E poi è arrivata la crisi economica. Anche se penso sia più forte la crisi politica di quella economica, che vanta ancora una certa forza visto che in aprile i dati dell’occupazione risultavano ancora positivi, nonostante l’industria attraversi un momento difficile con contrazione di impiego e investimenti. Anche questo si può in parte spiegare come esito di alcune scelte operate dal governo, dall’aumento del prezzo del combustibile, dell’energia elettrica, le difficoltà nel rifornimento idrico. Ecco, in particolare la crisi dell’acqua non è mai stata grave come attualmente. I lavoratori si ritrovano con una rete elettrica a bassa capacità e il rifornimento idrico gravemente compromesso in particolare nei centri urbani…

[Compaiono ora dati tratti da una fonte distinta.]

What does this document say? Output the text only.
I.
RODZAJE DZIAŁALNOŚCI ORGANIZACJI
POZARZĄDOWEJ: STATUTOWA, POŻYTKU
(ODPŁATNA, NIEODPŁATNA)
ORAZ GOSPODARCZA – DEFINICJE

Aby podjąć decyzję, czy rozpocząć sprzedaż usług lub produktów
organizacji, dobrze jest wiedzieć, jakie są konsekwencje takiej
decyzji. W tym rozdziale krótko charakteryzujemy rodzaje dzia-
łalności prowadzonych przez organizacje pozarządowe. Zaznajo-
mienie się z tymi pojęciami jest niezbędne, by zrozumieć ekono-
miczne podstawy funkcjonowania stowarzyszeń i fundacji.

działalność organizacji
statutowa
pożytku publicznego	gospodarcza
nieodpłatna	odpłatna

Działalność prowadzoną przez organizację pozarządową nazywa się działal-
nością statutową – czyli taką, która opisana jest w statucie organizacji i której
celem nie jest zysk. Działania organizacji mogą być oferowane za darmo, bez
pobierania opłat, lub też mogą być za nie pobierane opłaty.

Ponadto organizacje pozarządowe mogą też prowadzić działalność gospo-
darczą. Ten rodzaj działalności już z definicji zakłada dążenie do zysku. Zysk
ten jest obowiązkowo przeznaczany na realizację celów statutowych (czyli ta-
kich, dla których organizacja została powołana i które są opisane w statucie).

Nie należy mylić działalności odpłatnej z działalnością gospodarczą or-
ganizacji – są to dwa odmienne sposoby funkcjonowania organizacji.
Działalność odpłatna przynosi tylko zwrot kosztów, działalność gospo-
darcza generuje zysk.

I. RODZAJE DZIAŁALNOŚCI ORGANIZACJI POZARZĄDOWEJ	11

Si può riassumere che stiamo vivendo un momento astrale infernale, a causa degli errori del governo, della società civile, della politica, e a causa, ritengo, di un’intensificazione della lotta tra le classi.
Per tute queste ragioni i sindacati vanno alla lotta, persino per il bene del governo Dilma. Dobbiamo fare la pressione necessaria affinché il governo non venga catturato dagli interessi del sistema finanziario, già ben rappresentato nel governo dal ministro della finanza Levy. Rispettiamo il ministro che è persino migliorato rispetto a prima [9], oggi più sensibile alle cause sociali, più maturo, ma sempre uomo del sistema finanziario….Il sindacato deve scendere in lotta contro le misure che il governo vuole adottare, soprattutto contro la terziarizzazione di tutti i settori economici, misura che rappresenterebbe un sicuro impoverimento della classe lavoratrice, con conseguenze nefaste per l’economia…
Ecco, la lotta alla precarizzazione è in agenda, così come la pressione affinché il governo volti più a sinistra, proprio come Dilma si era impegnata a fare durante la campagna presidenziale…. ma credo anche che queste lotte inizino ad avere un esito positivo. Il primo dei quali è stato contro il tentato golpe dell’impeachment…. visto che i settori dell’élite che lo richiedevano sono in ritirata….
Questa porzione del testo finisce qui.